Страница 24 из 25
Еще более интересный, чем даже Хасдай ибн Шапрут, персонаж – Самуэль ибн Нагрела, министр эмира Гранады Хаббуса служит как бы опознавательным знаком наступления золотого века для евреев Испании. Нам хорошо известна жизнь этого человека, обладавшего разносторонними талантами, в основном благодаря дошедшим до нас его поэмам биографического характера. Портрет, вырисовывающийся при чтении этих поэм, заставляет вспомнить о принцах эпохи Возрождения, а арабская Испания с ее войнами, интригами, политической раздробленностью и интеллектуальным кипением во многом напоминает Италию XVI века.

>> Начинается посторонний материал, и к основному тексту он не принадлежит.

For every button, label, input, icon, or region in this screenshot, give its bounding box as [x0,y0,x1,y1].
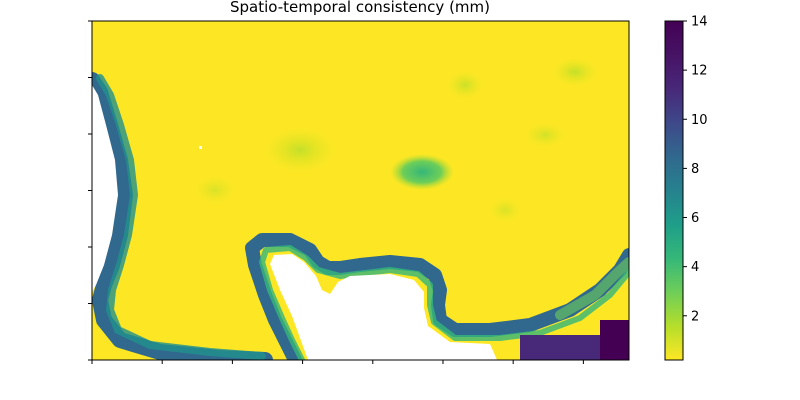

Абу-Ибрахим Самуэль бен Йосеф Халеви ибн Нагрела – таково его полное арабское имя, – родился в 993 году в Кордове в богатой еврейской семье. Он получил превосходное образование, одновременно еврейское и арабское, как это было принято. Будучи глубоко религиозным человеком, он с раннего детства был убежден, что рука Бога предназначила его для великих свершений. «Я буду столь же твердо держаться Твоей воли как я держу меч; отражая вражеские мечи, я буду полагаться на Твой…», – восклицает он в одной из своих поэм. После юности, полной приключений и о которой почти ничего не известно, он смог заслужить доверие эмира Хаббуса. По одной из легенд он добился этого благодаря своему искусству каллиграфа; он считался выдающимся мастером высокочтимого и процветающего искусства арабской дипломатической переписки. Показательно, что по поручению своего монарха ему приходилось командовать войсками в ходе нескольких военных кампаний.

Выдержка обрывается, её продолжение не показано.